- Oh, Maria! Lavar a cona!
Seu Jorge dirigia-se à própria mãe, estendida num leito, inválida.
Eu tinha oito anos. Seu Jorge era meu vizinho. Era português como a maioria dos meus vizinhos na Vila Maria. Além da mãe, moravam com seu Jorge uns 40 cachorros que ficavam presos na sala. Eu nunca soube o que eles faziam lá. Para mim eram apenas moradores.
O seu Jorge havia me pedido para ir uma vez por dia à sua casa e ver se a velha sua mãe precisava de alguma coisa. Ele passava o dia no trabalho. Saía de manhã cedo, como todo o mundo na Vila Maria, e só voltava à noite. As necessidades da velha eram poucas. Lavar a cona, alertada ou não pelo filho, era uma tarefa muito pessoal. A mim, vez por outra, pedia para ir comprar alguns biscoitos, ou pão, ou mortadela. Queijo, pouco. Era o seu almoço.

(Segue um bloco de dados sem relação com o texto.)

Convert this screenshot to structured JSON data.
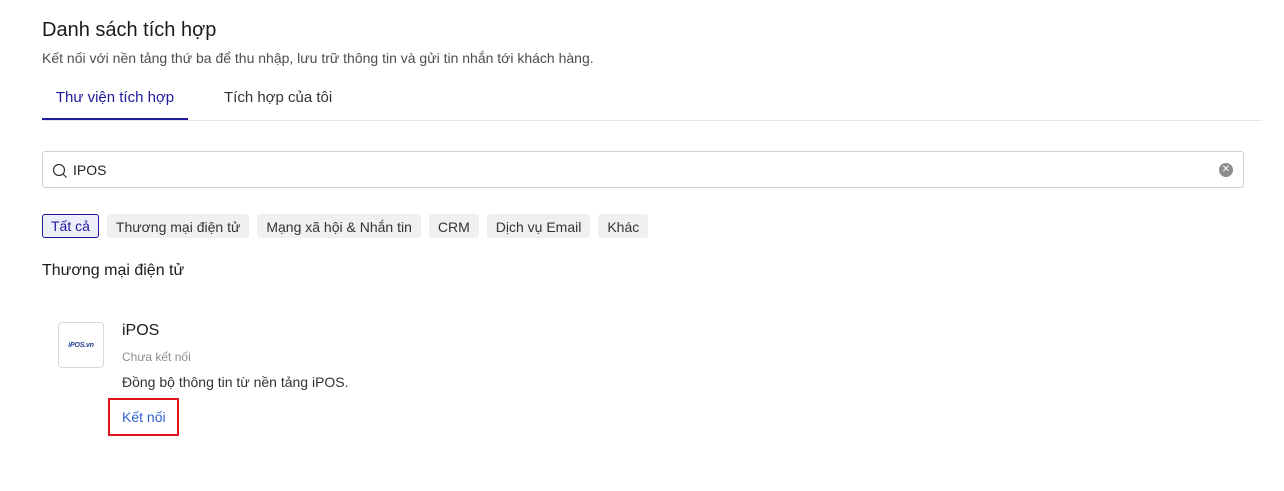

Esse era o meu trabalho. Eu não sei quem limpava a bosta dos cachorros. Só me lembro que a casa era um fedor só.
Um dia a velha, sentando-se na cama com muito esforço, tirou de um móvel junto à cabeceira, que na época se chamava “criado mudo”, uma garrafinha. Acariciando-a, colocou-a nas minhas mãos e apertando fortemente tudo, garrafa e mãos, disse-me, suplicante:
-Oh, Luis, meu p’quenino. Tu que és tão bom, não me conseguirias um pouco de pinga? Sei que é difícil mas tua alma pura há de conseguir esta graça. Bastam duzentos réis mas eu não os tenho. Anda a ver se consegues um fiado lá no armazém. Me farás isto?
Diz-me q’sim!.
Aos oito anos eu pertencia à Cruzada Infantil, ligada a São Tarcísio não sei bem com que amarras, na Igreja da Vila Maria. Semanas antes o padre havia reunido a Cruzada Infantil, distribuído um cartão cheio de quadradinhos e despachado os cruzados para angariar fundos destinados a não-sei-o-que. Abordaríamos as pessoas na rua e pediríamos a esmola. Com uma agulha, parte inseparável do cartão, perfuraríamos tantos quadrados quantos tostões tivéssemos recebido.
Eu havia arrecadado meio cartão e estava com as moedas no bolso. Não hesitei um só minuto. Corri para o armazém e mandei encher a garrafinha. Entreguei-a, orgulhoso para a velha. Seu olhar de gratidão me dá calafrios até hoje. Cometi um crime? Sim.
Roubei um padre para dar a extrema unção a uma velha.
O olhar de D. Maria expressou a alegria da caridade recebida!